What strikes us as peculiar was why Lincoln followed his political explanation for the wreck of the Afton with that strange psychological argument about passion. But the burden of Daniel Walker Howe's Making the American Self: Jonathan Edwards to Abraham Lincoln is that these two arguments, political and psychological, were a single argument in more minds than just Lincoln's, and that conflict about the political order of the American republic closely tracked particular theories about the architecture of human consciousness. This is a startling proposition, since few people in the twentieth century imagine that there should be any significant connection between cognitive psychology and political theory. But the surprise that may emerge from this proposition is dwarfed, by the close of this book, by the even more provocative suggestion that the eighteenth century, and not the twentieth, might have had the better view of this connection.
Daniel Walker Howe, who has taught at Yale and UCLA and is now the Rhodes Professor of American History at Oxford University, has spent his career chasing the ideas that mattered most to Americans between the Revolution and the Civil War. But Howe's curiosity about the history of American thought has pushed beyond cataloging schools of American thinkers to ask about the quirky ways that sets of explicit, formally organized systems of ideas cast broader shadows of attitudes, style, and culture.

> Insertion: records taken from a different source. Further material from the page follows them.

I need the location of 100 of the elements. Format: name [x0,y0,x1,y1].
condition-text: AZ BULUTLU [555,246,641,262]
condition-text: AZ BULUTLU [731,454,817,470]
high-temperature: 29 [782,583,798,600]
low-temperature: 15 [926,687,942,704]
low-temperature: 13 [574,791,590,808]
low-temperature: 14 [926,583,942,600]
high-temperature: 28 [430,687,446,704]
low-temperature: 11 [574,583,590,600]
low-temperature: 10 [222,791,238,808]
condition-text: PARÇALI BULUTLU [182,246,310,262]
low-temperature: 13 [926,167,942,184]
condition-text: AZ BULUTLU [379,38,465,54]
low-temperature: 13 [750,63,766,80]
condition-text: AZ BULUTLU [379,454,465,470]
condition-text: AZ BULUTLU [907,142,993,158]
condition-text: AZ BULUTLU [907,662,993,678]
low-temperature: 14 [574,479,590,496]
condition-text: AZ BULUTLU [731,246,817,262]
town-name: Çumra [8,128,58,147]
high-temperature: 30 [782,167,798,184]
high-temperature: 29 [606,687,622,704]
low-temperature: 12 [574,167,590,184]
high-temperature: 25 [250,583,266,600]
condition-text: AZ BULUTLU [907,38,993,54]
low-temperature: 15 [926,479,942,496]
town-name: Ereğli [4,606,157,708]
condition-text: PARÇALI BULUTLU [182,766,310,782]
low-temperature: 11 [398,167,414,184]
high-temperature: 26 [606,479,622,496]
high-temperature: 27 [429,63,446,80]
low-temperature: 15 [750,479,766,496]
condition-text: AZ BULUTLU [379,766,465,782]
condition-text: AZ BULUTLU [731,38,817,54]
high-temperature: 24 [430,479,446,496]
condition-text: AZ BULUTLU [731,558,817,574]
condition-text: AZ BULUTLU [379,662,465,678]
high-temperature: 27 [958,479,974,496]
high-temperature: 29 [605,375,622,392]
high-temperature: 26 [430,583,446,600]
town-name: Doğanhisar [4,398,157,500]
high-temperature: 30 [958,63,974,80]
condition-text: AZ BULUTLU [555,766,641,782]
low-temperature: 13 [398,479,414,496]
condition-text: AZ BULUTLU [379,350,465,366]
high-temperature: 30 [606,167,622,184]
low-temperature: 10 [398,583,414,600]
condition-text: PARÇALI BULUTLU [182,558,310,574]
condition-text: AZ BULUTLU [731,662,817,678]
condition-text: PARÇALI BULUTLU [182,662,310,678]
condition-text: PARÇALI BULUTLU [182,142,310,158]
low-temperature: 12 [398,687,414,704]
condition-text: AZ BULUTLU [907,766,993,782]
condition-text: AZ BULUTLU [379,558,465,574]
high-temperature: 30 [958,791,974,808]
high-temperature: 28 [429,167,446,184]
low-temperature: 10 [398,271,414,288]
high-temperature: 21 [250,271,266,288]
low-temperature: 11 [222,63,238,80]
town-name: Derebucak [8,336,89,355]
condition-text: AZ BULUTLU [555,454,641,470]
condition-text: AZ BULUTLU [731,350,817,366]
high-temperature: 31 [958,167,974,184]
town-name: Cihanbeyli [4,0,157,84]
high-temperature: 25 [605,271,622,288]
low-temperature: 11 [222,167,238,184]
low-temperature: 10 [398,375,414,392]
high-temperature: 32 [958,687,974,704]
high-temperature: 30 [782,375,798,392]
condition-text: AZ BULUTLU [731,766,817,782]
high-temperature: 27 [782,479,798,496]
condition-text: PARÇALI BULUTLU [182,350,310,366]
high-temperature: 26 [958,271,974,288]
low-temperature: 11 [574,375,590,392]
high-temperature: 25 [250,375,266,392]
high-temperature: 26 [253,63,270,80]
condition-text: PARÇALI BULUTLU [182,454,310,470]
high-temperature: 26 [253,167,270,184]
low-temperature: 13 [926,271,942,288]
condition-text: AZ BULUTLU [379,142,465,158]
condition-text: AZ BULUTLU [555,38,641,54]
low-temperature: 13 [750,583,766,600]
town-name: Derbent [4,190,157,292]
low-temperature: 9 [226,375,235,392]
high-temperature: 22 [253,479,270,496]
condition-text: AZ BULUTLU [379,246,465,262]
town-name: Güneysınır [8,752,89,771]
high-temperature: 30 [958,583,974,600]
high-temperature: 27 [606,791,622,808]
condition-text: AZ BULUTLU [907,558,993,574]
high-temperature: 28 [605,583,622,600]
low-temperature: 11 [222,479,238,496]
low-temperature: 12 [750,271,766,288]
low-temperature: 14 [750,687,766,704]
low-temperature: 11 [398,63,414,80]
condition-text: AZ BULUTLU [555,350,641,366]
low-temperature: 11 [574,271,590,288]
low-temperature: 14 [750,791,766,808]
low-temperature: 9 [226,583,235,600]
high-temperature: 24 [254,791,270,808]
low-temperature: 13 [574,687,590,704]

What was it, for instance, about the Whig party's commitment to national projects of "internal improvements" in the 1830s that held so much attraction for American evangelicals that they formed a sort of Moral Majority for the Whigs (despite the fact that the Whig standard bearer, Henry Clay, was a notorious womanizer and gambler)? Howe's answer, in his landmark The Political Culture of the American Whigs (1979), focused on the idea of improvement, and how the transformation of the American landscape into an orderly and productive economic system in the 1800s paralleled the evangelical urge to transform unruly American souls into orderly and productive citizens.